In 2023, the Cinema Foundation currently estimates that the wide release film count will increase by 50% to 107. Every studio is expected to increase its number of wide releases from last year with the exception of Paramount, which is staying level with 2022 at eight films. Warner Bros. is set to double its wide release count from six films in 2022 to 12 in 2023, while Lionsgate will increase from three to 12 and Sony Pictures from 11 to 19.
The report also found via a customer survey that half of moviegoers polled said they were more likely to watch a film on streaming if it had a theatrical release. When breaking down the top 5 most watched movies last year on six major streaming services, 22 of the 30 movies listed had a theatrical release, including Disney’s “Encanto” and Universal/Illumination’s “Sing 2.”
“Streaming is an important part of a film’s distribution plan, but it does not replace theaters which remain primary in the film ecosystem. We learned there cannot be billion-dollar movies without movie theaters. Without billion-dollar movies there cannot be $200 million budgets.

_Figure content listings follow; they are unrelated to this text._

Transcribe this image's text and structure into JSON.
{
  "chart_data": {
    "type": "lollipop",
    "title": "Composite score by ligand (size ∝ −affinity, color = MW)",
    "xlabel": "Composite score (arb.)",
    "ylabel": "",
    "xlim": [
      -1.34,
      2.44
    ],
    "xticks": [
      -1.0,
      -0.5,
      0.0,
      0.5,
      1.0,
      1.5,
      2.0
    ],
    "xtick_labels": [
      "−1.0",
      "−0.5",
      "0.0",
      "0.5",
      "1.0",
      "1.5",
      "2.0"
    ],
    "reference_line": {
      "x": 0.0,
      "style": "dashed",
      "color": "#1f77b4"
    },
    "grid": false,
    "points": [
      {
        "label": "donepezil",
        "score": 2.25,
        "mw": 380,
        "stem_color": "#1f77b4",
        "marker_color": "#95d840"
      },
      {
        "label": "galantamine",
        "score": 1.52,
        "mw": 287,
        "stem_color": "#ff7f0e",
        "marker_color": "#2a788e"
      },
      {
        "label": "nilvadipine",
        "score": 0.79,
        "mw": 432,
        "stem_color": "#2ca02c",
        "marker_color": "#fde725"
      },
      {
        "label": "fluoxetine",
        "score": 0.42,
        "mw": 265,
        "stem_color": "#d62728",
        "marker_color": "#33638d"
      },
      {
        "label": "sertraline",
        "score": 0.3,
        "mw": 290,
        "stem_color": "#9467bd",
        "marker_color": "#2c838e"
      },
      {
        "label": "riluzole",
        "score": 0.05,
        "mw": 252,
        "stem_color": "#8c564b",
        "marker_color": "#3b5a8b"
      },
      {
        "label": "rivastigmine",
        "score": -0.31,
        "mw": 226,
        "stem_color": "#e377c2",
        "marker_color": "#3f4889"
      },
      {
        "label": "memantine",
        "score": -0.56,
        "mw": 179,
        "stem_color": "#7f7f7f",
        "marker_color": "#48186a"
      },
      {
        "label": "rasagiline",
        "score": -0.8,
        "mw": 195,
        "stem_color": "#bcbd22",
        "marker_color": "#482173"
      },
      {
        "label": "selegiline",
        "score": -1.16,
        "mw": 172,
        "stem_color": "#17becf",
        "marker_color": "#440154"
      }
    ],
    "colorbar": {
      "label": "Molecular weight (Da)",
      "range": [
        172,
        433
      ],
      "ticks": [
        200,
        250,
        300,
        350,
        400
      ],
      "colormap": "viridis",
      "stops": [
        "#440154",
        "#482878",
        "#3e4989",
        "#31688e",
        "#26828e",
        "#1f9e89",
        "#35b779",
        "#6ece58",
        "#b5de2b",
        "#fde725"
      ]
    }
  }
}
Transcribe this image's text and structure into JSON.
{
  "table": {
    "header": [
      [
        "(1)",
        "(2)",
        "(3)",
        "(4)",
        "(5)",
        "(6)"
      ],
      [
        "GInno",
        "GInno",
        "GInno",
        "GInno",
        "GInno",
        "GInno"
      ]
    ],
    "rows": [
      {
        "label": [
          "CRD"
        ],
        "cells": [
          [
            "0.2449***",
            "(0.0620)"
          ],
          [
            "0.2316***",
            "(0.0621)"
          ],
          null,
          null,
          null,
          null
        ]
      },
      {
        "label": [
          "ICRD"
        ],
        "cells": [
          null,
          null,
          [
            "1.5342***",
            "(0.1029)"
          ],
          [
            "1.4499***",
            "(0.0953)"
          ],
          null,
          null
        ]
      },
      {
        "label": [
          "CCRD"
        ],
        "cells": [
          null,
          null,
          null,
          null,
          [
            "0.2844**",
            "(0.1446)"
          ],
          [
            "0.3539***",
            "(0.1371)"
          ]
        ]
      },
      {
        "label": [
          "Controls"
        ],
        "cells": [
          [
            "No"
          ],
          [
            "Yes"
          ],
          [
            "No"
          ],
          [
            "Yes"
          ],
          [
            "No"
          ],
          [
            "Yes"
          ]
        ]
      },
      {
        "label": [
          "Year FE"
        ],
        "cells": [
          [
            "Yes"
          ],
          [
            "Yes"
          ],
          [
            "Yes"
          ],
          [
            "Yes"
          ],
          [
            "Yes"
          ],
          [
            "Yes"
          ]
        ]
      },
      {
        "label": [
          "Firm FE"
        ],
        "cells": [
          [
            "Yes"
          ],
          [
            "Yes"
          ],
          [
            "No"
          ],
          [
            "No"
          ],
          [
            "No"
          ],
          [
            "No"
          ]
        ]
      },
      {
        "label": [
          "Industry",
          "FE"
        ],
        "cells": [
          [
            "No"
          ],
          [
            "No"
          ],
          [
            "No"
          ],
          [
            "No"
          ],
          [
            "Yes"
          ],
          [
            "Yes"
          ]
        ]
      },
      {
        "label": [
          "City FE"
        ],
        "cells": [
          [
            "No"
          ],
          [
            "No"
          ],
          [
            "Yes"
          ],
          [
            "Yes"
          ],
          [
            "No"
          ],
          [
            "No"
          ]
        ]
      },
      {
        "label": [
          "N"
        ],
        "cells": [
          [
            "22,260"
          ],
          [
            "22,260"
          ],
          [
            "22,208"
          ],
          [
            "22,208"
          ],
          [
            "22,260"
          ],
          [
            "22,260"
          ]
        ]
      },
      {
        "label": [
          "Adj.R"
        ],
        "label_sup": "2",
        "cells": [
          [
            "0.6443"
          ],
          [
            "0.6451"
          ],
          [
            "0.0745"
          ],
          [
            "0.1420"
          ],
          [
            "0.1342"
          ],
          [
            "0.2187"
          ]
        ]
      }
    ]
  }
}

Films just are not as majestic or compelling if they have not opened in a movie theater,” the report concluded.
The Cinema Foundation acknowledged that there are still major concerns with the current industry such as the significant underperformance of acclaimed, Oscar-contending dramas like Steven Spielberg’s “The Fabelmans” and Martin McDonagh’s “The Banshees of Inisherin” compared to their pre-pandemic counterparts, but insisted that “those problems will be addressed with theaters as a key part of the solution.”
“Streamers will continue to piggyback off the aura and magic of a major theater release. The windows will be shorter (the one victory studios gained), but the all-important theatrical release will now sit at the apex of movie marketing for generations to come,” the report also said.